As últimas cenas da liderança de Pedro Sánchez fizeram justiça à profunda crise existencial em que deixa o seu partido. Críticos e aliados passaram horas no sábado aos berros, recusando a uns e outros o direito de decidir o que – e como – seria votado no comité federal. Nada de surpreendente. O PSOE estava desde quarta-feira dividido em dois órgãos de poder concorrentes, o resultado da demissão de mais de metade dos membros da sua comissão executiva, orquestrada em bloco para forçar o afastamento de Sánchez e seus aliados. Estes recusaram fazê-lo, acenaram com os vagos estatutos do partido e, durante quase 12 horas no sábado, trocaram insultos, ameaças e quase agressões com os aliados dos barões, que há muito queriam ver Sánchez longe do poder. O secretário-geral tombou só ao início da noite, depois de finalmente se ter decidido que as suas propostas para eleições primárias e congresso extraordinário se votariam de mão no ar. Perdeu por 133 votos contra 105 e viu nisso a sua deixa: “Foi um orgulho e anuncio a minha demissão.”
O último ato de Pedro Sánchez está longe de ser o fim da crise nos socialistas espanhóis. O pior, aliás, talvez esteja ainda por vir:_um partido que parece irremediavelmente dividido entre as bases e os seus barões terá de decidir até ao final do mês se prefere abster-se e permitir um novo governo popular liderado por Mariano Rajoy, eventualmente fraturando-se por completo, ou se arrisca o seu estatuto de grande força da oposição numas terceiras eleições, às quais se vai apresentar prejudicado pelas batalhas internas e sem uma liderança consensual.
Não há decisões fáceis para a comissão gestora que este fim de semana assumiu provisoriamente as rédeas do partido. Também não estão ainda decididas as datas de eleições primárias e de um congresso extraordinário que possa sarar algumas feridas. Não se sabe, além disso, quem vai o rei chamar de entre os socialistas nas próximas semanas, quando estiver à busca de candidatos para uma última tentativa de investidura antes de convocar novas eleições para dezembro.

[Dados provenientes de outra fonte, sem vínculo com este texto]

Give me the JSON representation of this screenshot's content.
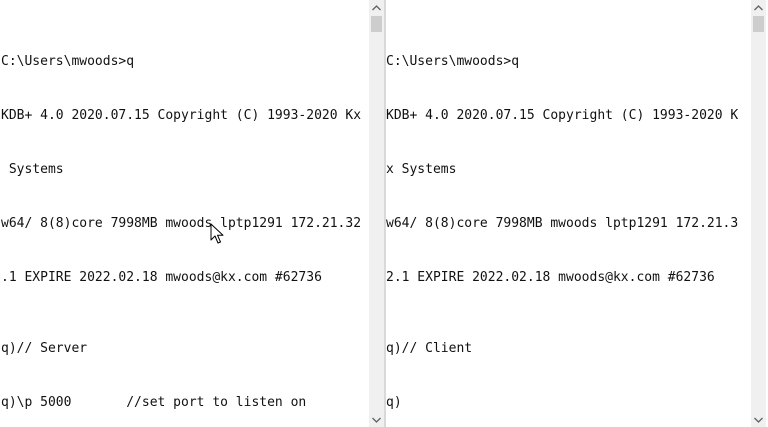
{
  "left_terminal": {
    "lines": [
      "C:\\Users\\mwoods>q",
      "KDB+ 4.0 2020.07.15 Copyright (C) 1993-2020 Kx",
      " Systems",
      "w64/ 8(8)core 7998MB mwoods lptp1291 172.21.32",
      ".1 EXPIRE 2022.02.18 mwoods@kx.com #62736",
      "q)// Server",
      "q)\\p 5000       //set port to listen on"
    ]
  },
  "right_terminal": {
    "lines": [
      "C:\\Users\\mwoods>q",
      "KDB+ 4.0 2020.07.15 Copyright (C) 1993-2020 K",
      "x Systems",
      "w64/ 8(8)core 7998MB mwoods lptp1291 172.21.3",
      "2.1 EXPIRE 2022.02.18 mwoods@kx.com #62736",
      "q)// Client",
      "q)"
    ]
  },
  "icons": {
    "scroll_up": "chevron-up-icon",
    "scroll_down": "chevron-down-icon",
    "pointer": "mouse-pointer-icon"
  },
  "colors": {
    "background": "#ffffff",
    "text": "#111111",
    "scrollbar_track": "#f0f0f0",
    "scrollbar_thumb": "#cdcdcd",
    "divider": "#d9d9d9"
  }
}
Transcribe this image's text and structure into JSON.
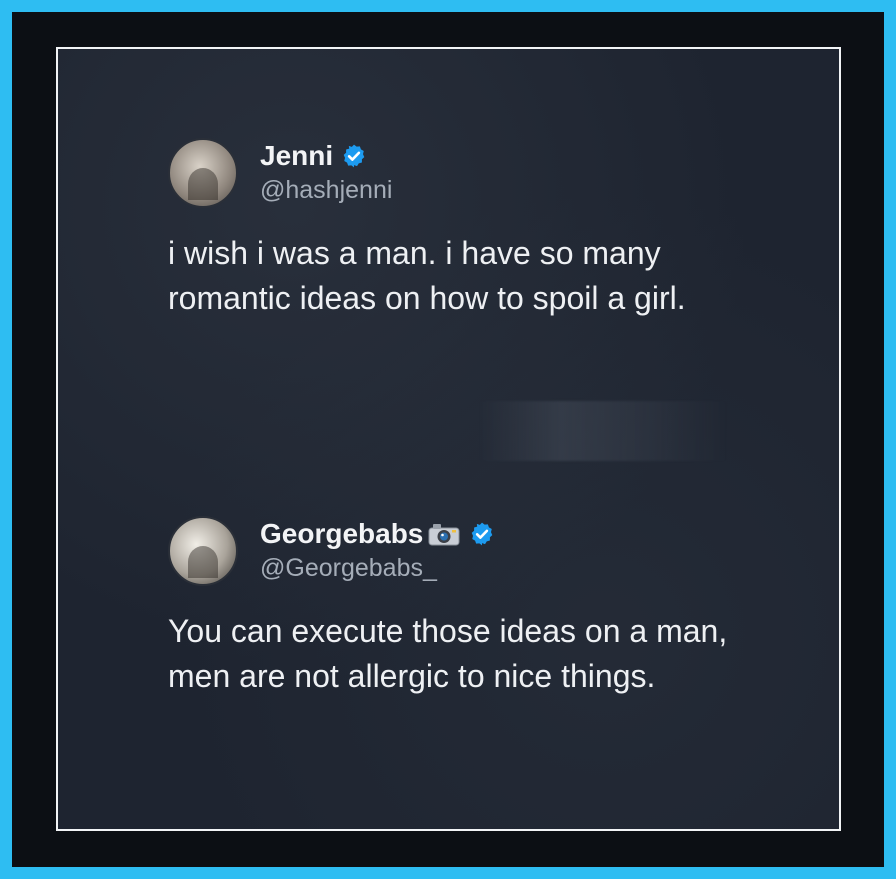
{
  "tweets": [
    {
      "display_name": "Jenni",
      "handle": "@hashjenni",
      "verified": true,
      "text": "i wish i was a man. i have so many romantic ideas on how to spoil a girl."
    },
    {
      "display_name": "Georgebabs",
      "handle": "@Georgebabs_",
      "verified": true,
      "name_emoji_icon": "camera-icon",
      "text": "You can execute those ideas on a man, men are not allergic to nice things."
    }
  ],
  "colors": {
    "frame": "#2ebdf2",
    "card_background": "#1e2430",
    "verified_badge": "#1d9bf0",
    "text_primary": "#eef0f3",
    "text_secondary": "#a5adb8"
  }
}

Vitória susanista Estas e outras decisões ficarão a cargo da nova comissão gestora, chefiada pelo presidente das Astúrias, Javier Fernández, aliado próximo de Susana Díaz, a baronesa que manobrou os críticos de Sánchez e que muitos veem como a provável nova líder socialista. A sair algum vencedor socialista do pandemónio de sábado é ela: tem em si o apoio de quase todos os líderes autonómicos, dos dirigentes históricos e das federações mais importantes. O caminho para uma liderança susanista está escancarado, só não se sabe ainda com que consequências eleitorais. Se vencer, a esquerda socialista ameaça fugir para o Podemos.
Pedro Sánchez apostou a sua liderança num pacto com o Podemos, Ciudadanos e – mais discretamente – com as pequenas formações nacionalistas, sabendo que só assim podia ser chefe de governo com apenas 85 deputados. Ao recusar tão determinantemente o lugar da oposição e um novo governo popular, ao criticar tão abertamente o poder dos barões socialistas e ao não fazer concessões aos seus críticos, Sánchez foi-se gradualmente aproximando da imagem do Podemos para evitar ser ultrapassado como segunda força.
Sánchez conseguiu-o a custo em junho, mas o bipartidarismo teima em não regressar. Quem quer que lhe suceda recebe um partido centenário, sim, mas também descaracterizado, que pode muito bem perder o lugar na solução de governo, pelo menos no futuro próximo. O Podemos, aliás, já celebra.